The simultaneous assaults on Manbij in Syria and Falluja in Iraq, at opposite ends of Islamic State territory, are two of the biggest operations yet against Islamic State in what Washington says is the year it hopes to roll back the caliphate.

The Syria Democratic Forces (SDF), including a Kurdish militia and Arab allies that joined it last year, launched the Manbij attack last week to drive Islamic State from its last stretch of the Syrian-Turkish frontier. If successful it could cut the militants’ main access route to the outside world, paving the way for an assault on their Syrian capital Raqqa.

Last week Iraqi forces also rolled into the southern outskirts of Falluja, an insurgent stronghold 750 km down the Euphrates River from Manbij just an hour’s drive from Baghdad.

The SDF in Syria are backed by US air strikes and a small contingent of American special forces. The Iraqi army is also backed by US air power, as well as by powerful Iran-backed Shi’ite militia led by politicians who have emerged as rivals of Prime Minister Haider Abadi.
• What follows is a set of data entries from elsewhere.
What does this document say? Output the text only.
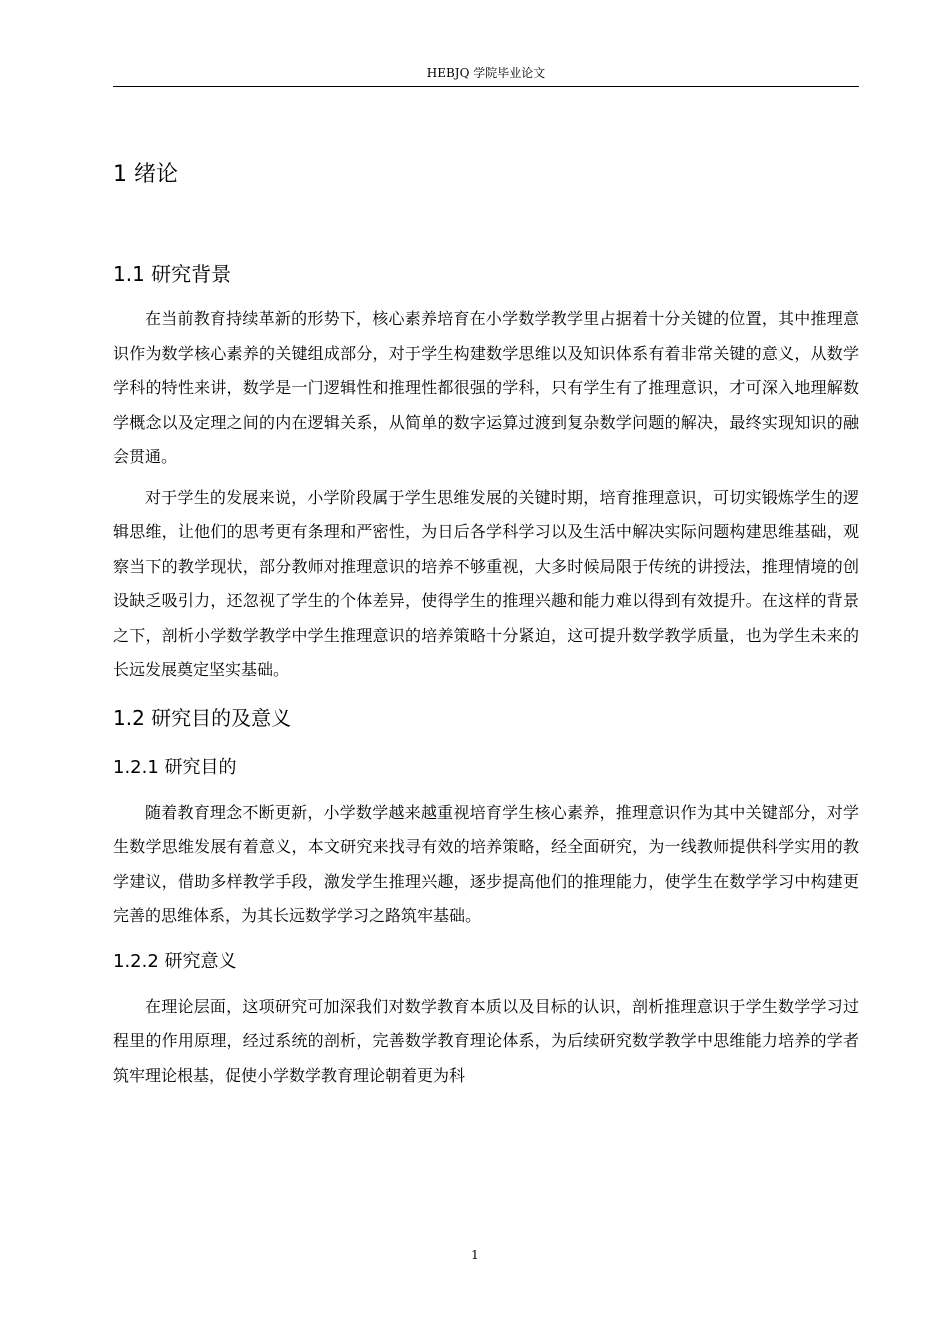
HEBJQ 学院毕业论文
1 绪论
1.1 研究背景

在当前教育持续革新的形势下，核心素养培育在小学数学教学里占据着十分关键的位置，其中推理意识作为数学核心素养的关键组成部分，对于学生构建数学思维以及知识体系有着非常关键的意义，从数学学科的特性来讲，数学是一门逻辑性和推理性都很强的学科，只有学生有了推理意识，才可深入地理解数学概念以及定理之间的内在逻辑关系，从简单的数字运算过渡到复杂数学问题的解决，最终实现知识的融会贯通。

对于学生的发展来说，小学阶段属于学生思维发展的关键时期，培育推理意识，可切实锻炼学生的逻辑思维，让他们的思考更有条理和严密性，为日后各学科学习以及生活中解决实际问题构建思维基础，观察当下的教学现状，部分教师对推理意识的培养不够重视，大多时候局限于传统的讲授法，推理情境的创设缺乏吸引力，还忽视了学生的个体差异，使得学生的推理兴趣和能力难以得到有效提升。在这样的背景之下，剖析小学数学教学中学生推理意识的培养策略十分紧迫，这可提升数学教学质量，也为学生未来的长远发展奠定坚实基础。

1.2 研究目的及意义
1.2.1 研究目的

随着教育理念不断更新，小学数学越来越重视培育学生核心素养，推理意识作为其中关键部分，对学生数学思维发展有着意义，本文研究来找寻有效的培养策略，经全面研究，为一线教师提供科学实用的教学建议，借助多样教学手段，激发学生推理兴趣，逐步提高他们的推理能力，使学生在数学学习中构建更完善的思维体系，为其长远数学学习之路筑牢基础。

1.2.2 研究意义

在理论层面，这项研究可加深我们对数学教育本质以及目标的认识，剖析推理意识于学生数学学习过程里的作用原理，经过系统的剖析，完善数学教育理论体系，为后续研究数学教学中思维能力培养的学者筑牢理论根基，促使小学数学教育理论朝着更为科

1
In Syria, the government of President Bashar al-Assad also launched a separate offensive last week against Islamic State, with Russian air support.

The assaults by Islamic State’s disparate enemies on a variety of fronts have put unprecedented pressure on the group, although its fighters have put up strong resistance so far.

The offensives have also put large numbers of civilians in fresh peril. The United Nations estimates 50,000 civilians are trapped in Iraq’s besieged Falluja, and more than 200,000 are at risk of being displaced by fighting around Syria’s Manbij.